14. Cloverfield (2008, Reeves)
Despite the recent binge of intelligent monster movies, there have always been smarter than average entries in the genre such as King Kong (1933) and Godzilla (1954). Not to mention another entry in this list that’s been previously noted, The Host (2006). Some have argued that Cloverfield is in fact a reflection of September 11, that horrific day when America was attacked and New York City was turned into a war zone, although not to the effect as showcased in the movie. I agree with them on that point, and its what makes Cloverfield an interesting horror/monster film and why I like monster movies: they echo our fears and paranoia about the unknown causing death and destruction upon our homes without warning. Some criticize the use of “Found Footage” style camerawork in this movie, but I like that style of film making especially in this case since it fits the chaotic and brutal nature of the creature’s attack on New York City, the reactions of a group of people that are the film’s main characters, and the military’s futile attempts to battle and deal with the monster. The first attack is particularly harrowing to watch, as the people at a party witness the early period of mayhem wrought by the great ugly beast.

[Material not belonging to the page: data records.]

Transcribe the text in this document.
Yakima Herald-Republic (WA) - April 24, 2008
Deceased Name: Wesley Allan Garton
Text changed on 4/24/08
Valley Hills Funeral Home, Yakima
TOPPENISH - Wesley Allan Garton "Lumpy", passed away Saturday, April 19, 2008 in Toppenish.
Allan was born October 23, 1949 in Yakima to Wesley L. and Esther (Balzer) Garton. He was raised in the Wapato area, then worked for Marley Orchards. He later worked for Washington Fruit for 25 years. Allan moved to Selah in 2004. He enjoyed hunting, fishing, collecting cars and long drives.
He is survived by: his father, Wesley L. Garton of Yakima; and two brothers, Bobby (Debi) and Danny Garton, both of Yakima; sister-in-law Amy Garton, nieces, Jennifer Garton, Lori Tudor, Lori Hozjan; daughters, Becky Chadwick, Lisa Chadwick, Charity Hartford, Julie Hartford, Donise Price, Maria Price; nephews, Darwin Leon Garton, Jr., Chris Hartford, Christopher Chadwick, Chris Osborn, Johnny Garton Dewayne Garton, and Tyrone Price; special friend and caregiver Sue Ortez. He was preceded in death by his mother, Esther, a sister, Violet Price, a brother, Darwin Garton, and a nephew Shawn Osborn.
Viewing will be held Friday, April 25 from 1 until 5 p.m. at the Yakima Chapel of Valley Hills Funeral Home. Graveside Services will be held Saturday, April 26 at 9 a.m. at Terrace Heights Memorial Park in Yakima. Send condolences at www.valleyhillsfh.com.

Most of the film isn’t particularly scary, however the monster itself is pretty freaky and great to look at in terms of Lovecraftian design and style. With a bit of Godzilla mixed in for good measure, which is a nice touch. The tunnel scene however scared the hell out of me, largely because you cannot see what happens. You only hear the screams and the sounds of creepy crawly things going bump in the black, a dark nightmare that is really happening onscreen. Its a good thing I didn’t watch this movie in the theater, as I yelled several curse words while viewing that part of the movie at home. There is also the fact that this movie is completely serious, as past monster movies have needed to feature humor or be campy. Cloverfield is a near great film due to playing the material straight, and for being tragic and meaningful, putting the viewer in the middle of a truly bad day. For some, myself included, they recall a day of horror that we witnessed via the TV. For the unlucky others, though, they saw the events of 9-11 in person, just like the people in Cloverfield. I pity them.